Os ganhos das construções eram drenados para polos econômicos como São Paulo, onde ficavam a maior parte das empreiteiras e escritórios de engenharia que abocanharam o filão de mercado relacionado ao planejamento e à execução das obras de infraestrutura.

O desenvolvimento defendido pelos militares era excludente, afirma Dedecca. “As construções não emplacaram no desenvolvimento social, na distribuição de renda ou em melhores condições de educação e saúde. Para piorar, não tínhamos imprensa livre ou fiscalização”, diz.

A dependência dos empreendimentos frearam a diversificação de atividades econômicas nas cidades interioranas. “Uma grande estrutura chegava ao local, com lógica e alojamentos próprios, ignorando o modo de vida e de produção que existiam ali”, diz Próspero. Exemplo é a usina hidrelétrica de Itaipu, gênese do Movimento de Atingidos por Barragens após a desterritorialização de mais de três mil pessoas.

“Governar é abrir estradas”, dizia o presidente Washington Luís durante as eleições de 1920. O lema seria a palavra de ordem dos anos de chumbo. “Na ditadura, essa ideia se intensifica porque há um pacto entre governo e construção civil”, diz Prospero.

Enquanto as obras impunham construções complexas sem pensar em frutos sociais, o modelo de deslocamento escolhido para unir territórios foi o mais simples e barato possível. “Fazer estrada é fácil. Você desmata e asfalta. Era um ganho fácil para as empreiteiras e um pacto com as empresas automobilísticas.”

Nas cidades, a dinastia do asfalto e concreto prevaleceu por meio do Banco Nacional de Habitação, o BNH. Inicialmente desenvolvido para financiar habitações a pessoas de baixa renda, 80% dos empréstimos concedidos pelo banco foram destinados à construção de edifícios para as classes média e alta.
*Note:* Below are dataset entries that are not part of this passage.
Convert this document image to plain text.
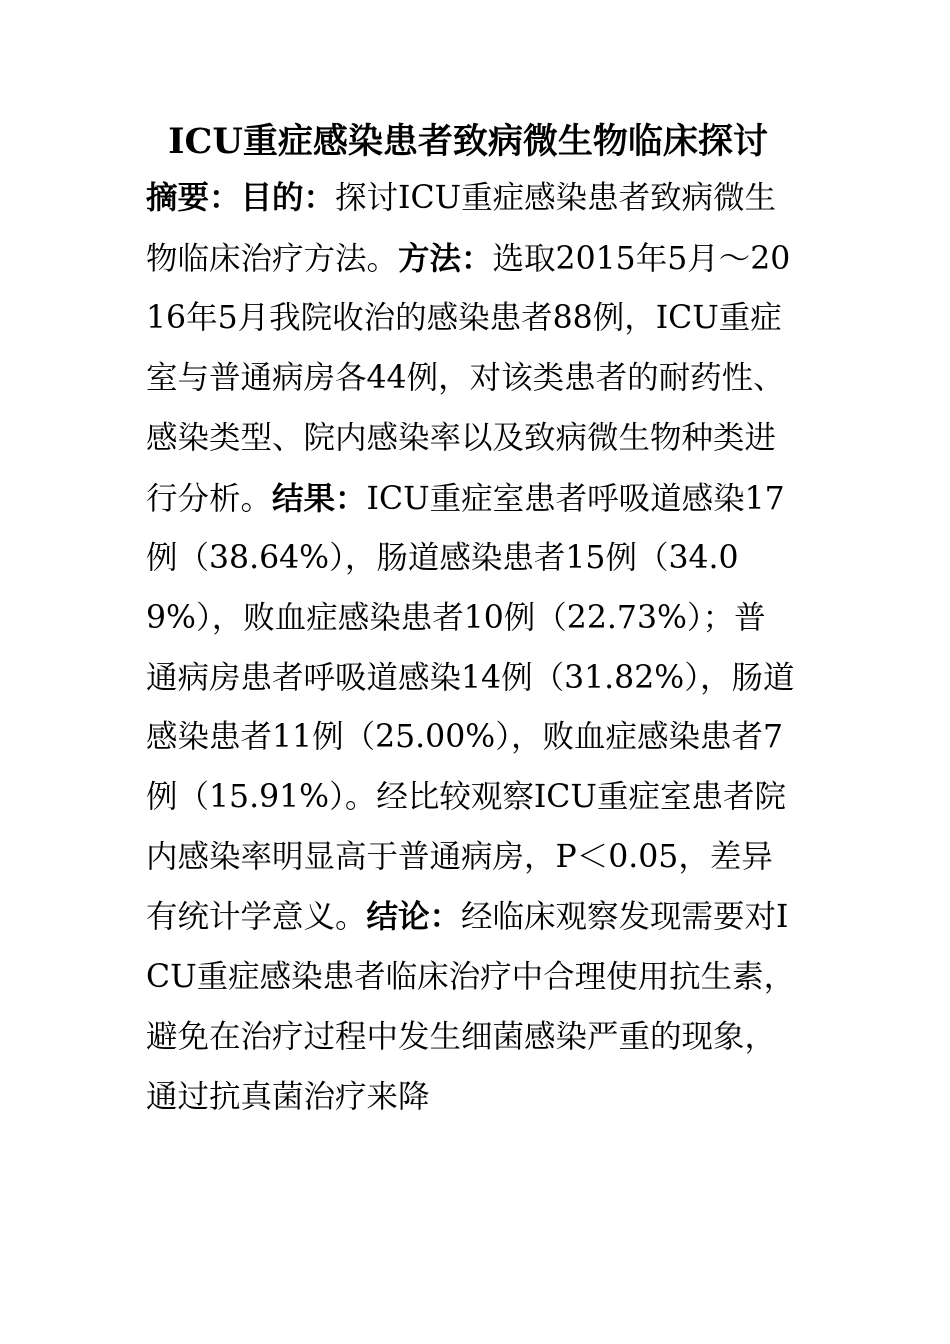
ICU重症感染患者致病微生物临床探讨

摘要：目的：探讨ICU重症感染患者致病微生物临床治疗方法。方法：选取2015年5月～2016年5月我院收治的感染患者88例，ICU重症室与普通病房各44例，对该类患者的耐药性、感染类型、院内感染率以及致病微生物种类进行分析。结果：ICU重症室患者呼吸道感染17例（38.64%），肠道感染患者15例（34.09%），败血症感染患者10例（22.73%）；普通病房患者呼吸道感染14例（31.82%），肠道感染患者11例（25.00%），败血症感染患者7例（15.91%）。经比较观察ICU重症室患者院内感染率明显高于普通病房，P＜0.05，差异有统计学意义。结论：经临床观察发现需要对ICU重症感染患者临床治疗中合理使用抗生素，避免在治疗过程中发生细菌感染严重的现象，通过抗真菌治疗来降
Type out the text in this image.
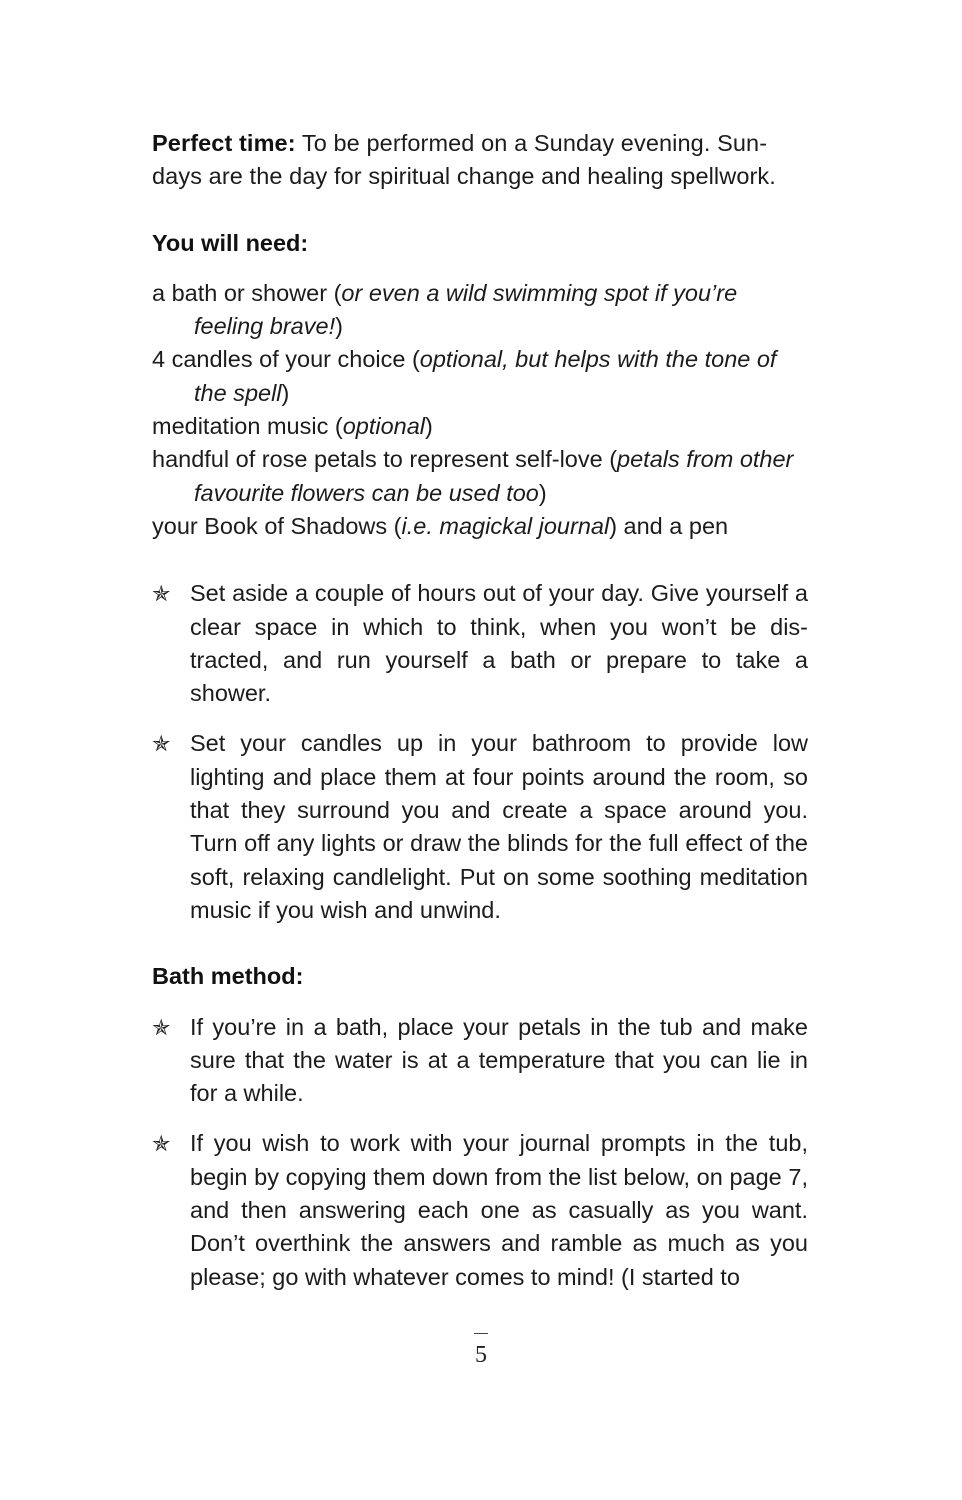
Perfect time: To be performed on a Sunday evening. Sun-
days are the day for spiritual change and healing spellwork.

You will need:

a bath or shower (or even a wild swimming spot if you’re feeling brave!)
4 candles of your choice (optional, but helps with the tone of the spell)
meditation music (optional)
handful of rose petals to represent self-love (petals from other favourite flowers can be used too)
your Book of Shadows (i.e. magickal journal) and a pen
✯ Set aside a couple of hours out of your day. Give yourself a clear space in which to think, when you won’t be dis-tracted, and run yourself a bath or prepare to take a shower.
✯ Set your candles up in your bathroom to provide low lighting and place them at four points around the room, so that they surround you and create a space around you. Turn off any lights or draw the blinds for the full effect of the soft, relaxing candlelight. Put on some soothing meditation music if you wish and unwind.

Bath method:

✯ If you’re in a bath, place your petals in the tub and make sure that the water is at a temperature that you can lie in for a while.
✯ If you wish to work with your journal prompts in the tub, begin by copying them down from the list below, on page 7, and then answering each one as casually as you want. Don’t overthink the answers and ramble as much as you please; go with whatever comes to mind! (I started to
5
Nas periferias, o BNH produziu grandes conjuntos habitacionais como a Cohab de Itaquera, na zona leste de São Paulo, mas sem investir em infraestrutura ou ligações efetivas com o centro –visto que o automóvel era o transporte priorizado, e quem morava na periferia não tinha como comprar um.

O resultado disso, diz o curador, foi a explosão de bairros periféricos isolados e favelas, como uma possível resposta das populações marginalizadas às necessidades de moradia. As classes populares se tornavam mão de obra para a construção de edifícios, ruas e avenidas. “Os prédios ficaram cada vez mais genéricos e, até hoje, um trabalhador da construção civil é fácil de contratar e demitir”, diz Próspero.

Além do Minhocão, exemplos de construções da época foram o aeroporto do Galeão e a avenida Perimetral, no Rio de Janeiro, e o Centro Administrativo da Bahia e a avenida Paralela, em Salvador.

“São Paulo é uma desordem produzida de forma planejada. A construção civil ganhou, na época, uma força de decisão desproporcional, que suprimiu outras possibilidades de cidade, como as áreas verdes”, diz Próspero.

Assim como ficou impressa em outras capitais brasileiras, a arquitetura paulistana foi um espelho da fetichização do progresso, sinônimo de asfalto e máquinas. O próprio BNH financiou, por exemplo, a canalização de rios na cidade, a partir de 1969.

“Nesse momento de autoritarismo, a paisagem que foi produzida é, de modo cru e bruto, o resultado de um sistema econômico pouco humanizado”, diz o arquiteto. Se as paisagens são representações espaciais de como nos organizamos socialmente, a ditadura promoveu a violência através do espaço hostil e duro. “Agora mais do que nunca, frente à crise ambiental, emergência climática, seria o momento da gente repensar um pouco essa lógica de relação com o território”, diz Dedecca.